Innovators who are bullish on the use of digital twins should be aware of some technical and ethical challenges with the technology. 


Firstly, data access and quality is one of the most important elements to address. It has been estimated that in 2025, the compound annual growth rate (CAGR) of healthcare data will be 36%. The proliferation of such data has, in theory, the potential to feed the development of tools that utilise that data, however, accessing that data is complicated - institutional data silos, stringent patient privacy protections and governance/sharing mechanisms all restrict utilisation. The challenge of data quality is also present across the various different kinds of clinical data on which companies will seek to train their AI models. Multi-modal data consisting of -omics, imaging modalities, and Real World Data (RWD) are increasingly valuable as training datasets. However, the interoperability of said datasets, i.e., the ability to integrate disparate data sources across different formats and collection methods, remains a significant technological hurdle. Harmonised formats such as OMOP serve as a bridge  for organisations to share datasets. Devising a digital twin AI architecture that can capture the underlying pathways and disease processes coherently is another technological milestone developers must first meet. 
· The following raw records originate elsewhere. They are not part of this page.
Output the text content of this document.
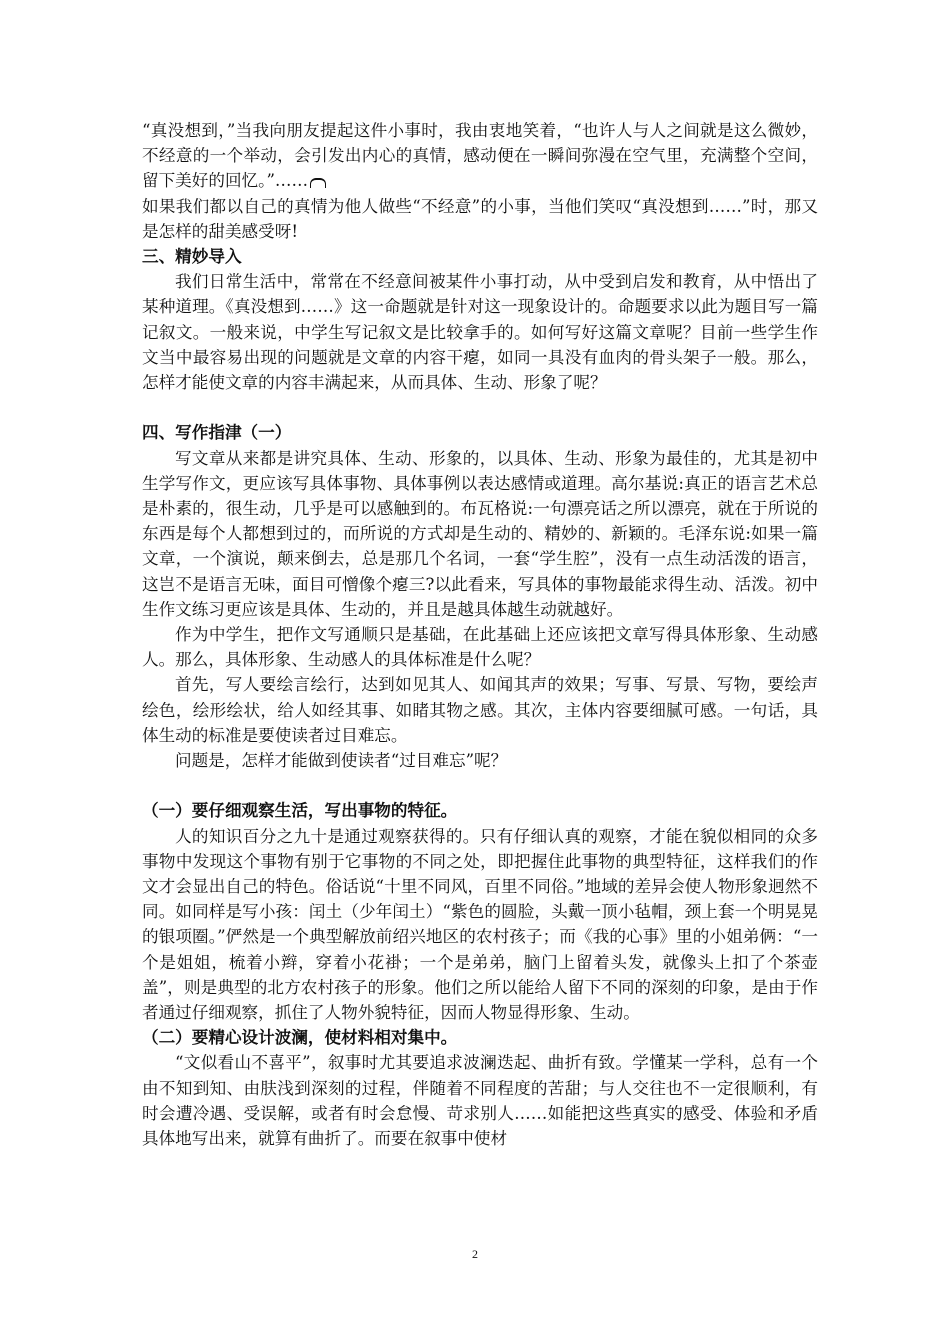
“真没想到，”当我向朋友提起这件小事时，我由衷地笑着，“也许人与人之间就是这么微妙，不经意的一个举动，会引发出内心的真情，感动便在一瞬间弥漫在空气里，充满整个空间，留下美好的回忆。”……

如果我们都以自己的真情为他人做些“不经意”的小事，当他们笑叹“真没想到……”时，那又是怎样的甜美感受呀!

三、精妙导入

我们日常生活中，常常在不经意间被某件小事打动，从中受到启发和教育，从中悟出了某种道理。《真没想到……》这一命题就是针对这一现象设计的。命题要求以此为题目写一篇记叙文。一般来说，中学生写记叙文是比较拿手的。如何写好这篇文章呢？目前一些学生作文当中最容易出现的问题就是文章的内容干瘪，如同一具没有血肉的骨头架子一般。那么，怎样才能使文章的内容丰满起来，从而具体、生动、形象了呢？

四、写作指津（一）

写文章从来都是讲究具体、生动、形象的，以具体、生动、形象为最佳的，尤其是初中生学写作文，更应该写具体事物、具体事例以表达感情或道理。高尔基说:真正的语言艺术总是朴素的，很生动，几乎是可以感触到的。布瓦格说:一句漂亮话之所以漂亮，就在于所说的东西是每个人都想到过的，而所说的方式却是生动的、精妙的、新颖的。毛泽东说:如果一篇文章，一个演说，颠来倒去，总是那几个名词，一套“学生腔”，没有一点生动活泼的语言，这岂不是语言无味，面目可憎像个瘪三?以此看来，写具体的事物最能求得生动、活泼。初中生作文练习更应该是具体、生动的，并且是越具体越生动就越好。

作为中学生，把作文写通顺只是基础，在此基础上还应该把文章写得具体形象、生动感人。那么，具体形象、生动感人的具体标准是什么呢？

首先，写人要绘言绘行，达到如见其人、如闻其声的效果；写事、写景、写物，要绘声绘色，绘形绘状，给人如经其事、如睹其物之感。其次，主体内容要细腻可感。一句话，具体生动的标准是要使读者过目难忘。

问题是，怎样才能做到使读者“过目难忘”呢？

（一）要仔细观察生活，写出事物的特征。

人的知识百分之九十是通过观察获得的。只有仔细认真的观察，才能在貌似相同的众多事物中发现这个事物有别于它事物的不同之处，即把握住此事物的典型特征，这样我们的作文才会显出自己的特色。俗话说“十里不同风，百里不同俗。”地域的差异会使人物形象迥然不同。如同样是写小孩：闰土（少年闰土）“紫色的圆脸，头戴一顶小毡帽，颈上套一个明晃晃的银项圈。”俨然是一个典型解放前绍兴地区的农村孩子；而《我的心事》里的小姐弟俩：“一个是姐姐，梳着小辫，穿着小花褂；一个是弟弟，脑门上留着头发，就像头上扣了个茶壶盖”，则是典型的北方农村孩子的形象。他们之所以能给人留下不同的深刻的印象，是由于作者通过仔细观察，抓住了人物外貌特征，因而人物显得形象、生动。

（二）要精心设计波澜，使材料相对集中。

“文似看山不喜平”，叙事时尤其要追求波澜迭起、曲折有致。学懂某一学科，总有一个由不知到知、由肤浅到深刻的过程，伴随着不同程度的苦甜；与人交往也不一定很顺利，有时会遭冷遇、受误解，或者有时会怠慢、苛求别人……如能把这些真实的感受、体验和矛盾具体地写出来，就算有曲折了。而要在叙事中使材

2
Secondly, a fundamental challenge of modelling human biology gets left out of the equation when representing pharmacology at an individual or population level. AI models are defined according to the subset of measurable biomarkers and physiological parameters available to us. This process is by its very nature imperfect, and it must be acknowledged that it performs an oversimplification of complex biological behaviours. As a result, while AI can enhance our understanding and predictions, its limitations must be carefully considered on a case-by-case basis to ensure responsible and effective application.
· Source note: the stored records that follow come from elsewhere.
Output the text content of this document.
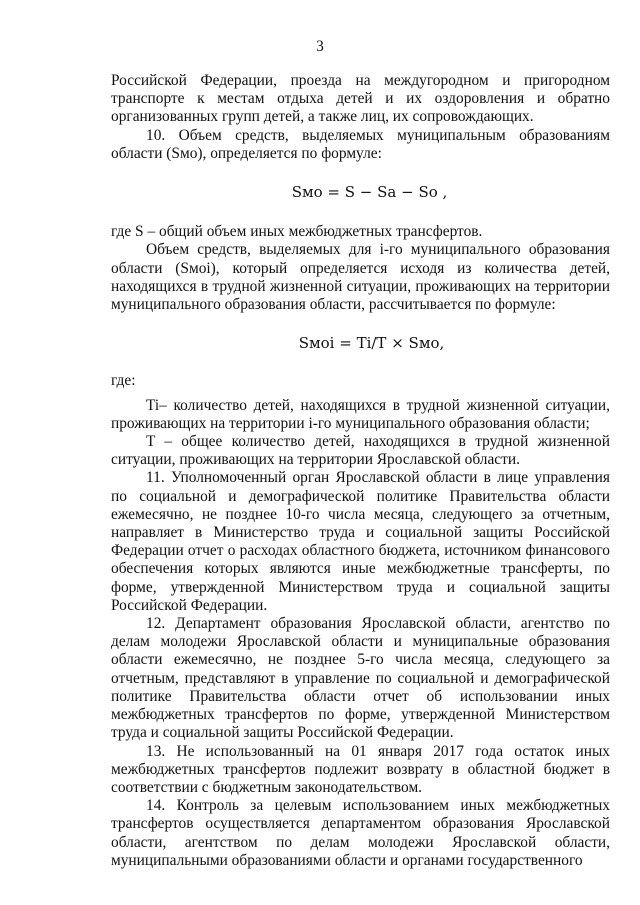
3

Российской Федерации, проезда на междугородном и пригородном транспорте к местам отдыха детей и их оздоровления и обратно организованных групп детей, а также лиц, их сопровождающих.

10. Объем средств, выделяемых муниципальным образованиям области (Sмо), определяется по формуле:

Sмо = S − Sа − Sо ,

где S – общий объем иных межбюджетных трансфертов.

Объем средств, выделяемых для i-го муниципального образования области (Sмоi), который определяется исходя из количества детей, находящихся в трудной жизненной ситуации, проживающих на территории муниципального образования области, рассчитывается по формуле:

Sмоi = Ti/T × Sмо,

где:

Ti– количество детей, находящихся в трудной жизненной ситуации, проживающих на территории i-го муниципального образования области;

T – общее количество детей, находящихся в трудной жизненной ситуации, проживающих на территории Ярославской области.

11. Уполномоченный орган Ярославской области в лице управления по социальной и демографической политике Правительства области ежемесячно, не позднее 10-го числа месяца, следующего за отчетным, направляет в Министерство труда и социальной защиты Российской Федерации отчет о расходах областного бюджета, источником финансового обеспечения которых являются иные межбюджетные трансферты, по форме, утвержденной Министерством труда и социальной защиты Российской Федерации.

12. Департамент образования Ярославской области, агентство по делам молодежи Ярославской области и муниципальные образования области ежемесячно, не позднее 5-го числа месяца, следующего за отчетным, представляют в управление по социальной и демографической политике Правительства области отчет об использовании иных межбюджетных трансфертов по форме, утвержденной Министерством труда и социальной защиты Российской Федерации.

13. Не использованный на 01 января 2017 года остаток иных межбюджетных трансфертов подлежит возврату в областной бюджет в соответствии с бюджетным законодательством.

14. Контроль за целевым использованием иных межбюджетных трансфертов осуществляется департаментом образования Ярославской области, агентством по делам молодежи Ярославской области, муниципальными образованиями области и органами государственного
The ultimate test for using a reductive set of biological features in-place of real patients should be one based on accuracy and clinical relevance. Indeed, this seems a measure some companies in the space have achieved to some extent already, with QuantHealth reporting 86% accuracy on the binary endpoint using their trial simulation platform. Predictive bias, and the potential for digital twins to proliferate existing inequities in historical trial data, should also be of high concern to healthcare leaders looking to utilise the technology. 
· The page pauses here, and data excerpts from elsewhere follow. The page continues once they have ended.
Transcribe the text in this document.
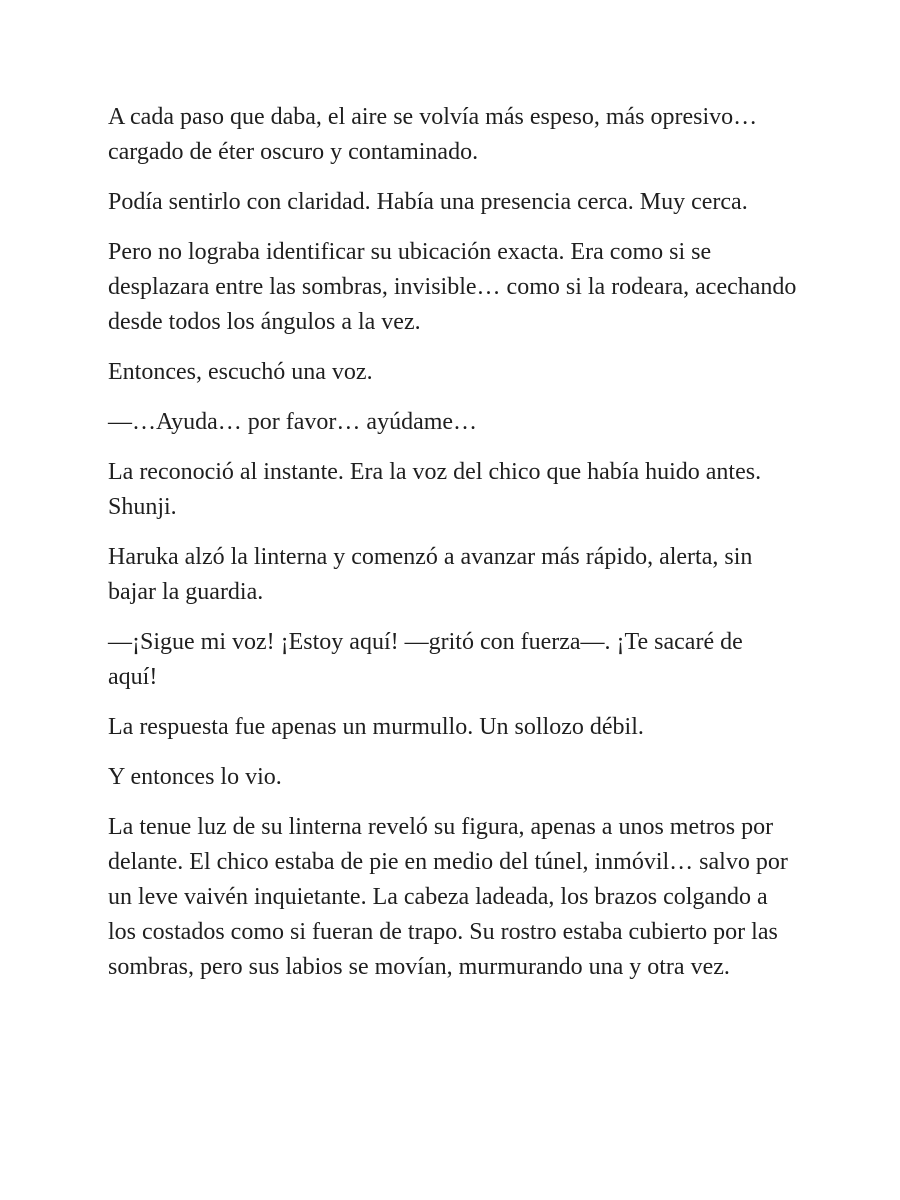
A cada paso que daba, el aire se volvía más espeso, más opresivo… cargado de éter oscuro y contaminado.

Podía sentirlo con claridad. Había una presencia cerca. Muy cerca.

Pero no lograba identificar su ubicación exacta. Era como si se desplazara entre las sombras, invisible… como si la rodeara, acechando desde todos los ángulos a la vez.

Entonces, escuchó una voz.

—…Ayuda… por favor… ayúdame…

La reconoció al instante. Era la voz del chico que había huido antes. Shunji.

Haruka alzó la linterna y comenzó a avanzar más rápido, alerta, sin bajar la guardia.

—¡Sigue mi voz! ¡Estoy aquí! —gritó con fuerza—. ¡Te sacaré de aquí!

La respuesta fue apenas un murmullo. Un sollozo débil.

Y entonces lo vio.

La tenue luz de su linterna reveló su figura, apenas a unos metros por delante. El chico estaba de pie en medio del túnel, inmóvil… salvo por un leve vaivén inquietante. La cabeza ladeada, los brazos colgando a los costados como si fueran de trapo. Su rostro estaba cubierto por las sombras, pero sus labios se movían, murmurando una y otra vez.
Regulatory Perspective with UNLEARN 


Although there is no specific digital twin guidance issued by FDA and EMA, both agencies have shown the appetite to assess their use through established regulatory gateways such as the FDA’s Medical Device Development Tool’s (MDDT) program and technical deep dives as part of the EMAs Artificial intelligence Workplan. There are several key players in the space which offer digital twin capabilities for synthetic control arms -  aiming to maintain statistical power whilst alleviating the demand for patient participation. Companies such as Nova In Silico, UNLEARN, and InSilicoTrials all develop digital twins to enhance trial efficiency. From a regulatory point of view, UNLEARN has reached a significant milestone toward regulatory acceptance through their TwinRCT™ solution, used primarily across neurodegenerative disease, immunology and others, as it is the only digital twin solution currently on the market that has received qualification status by the EMA, and also aligns with FDA guidance. 


Final Thoughts 

If we take digital twins to be a genuine shift in the way we define patient participation, evidence generation, and clinical validation, then we have a lot to be hopeful for. They may not just contribute to an inflection point in Eroom’s law as an incremental improvement in R&D, but as a rewriting of the clinical development process. Like most AI technologies however, the only way for stakeholders not to become jaded is to show real-world value front and center: incremental improvements; real demonstrations of accuracy, validation and ethical consideration; and regulatory assessment commensurate with the level of risk.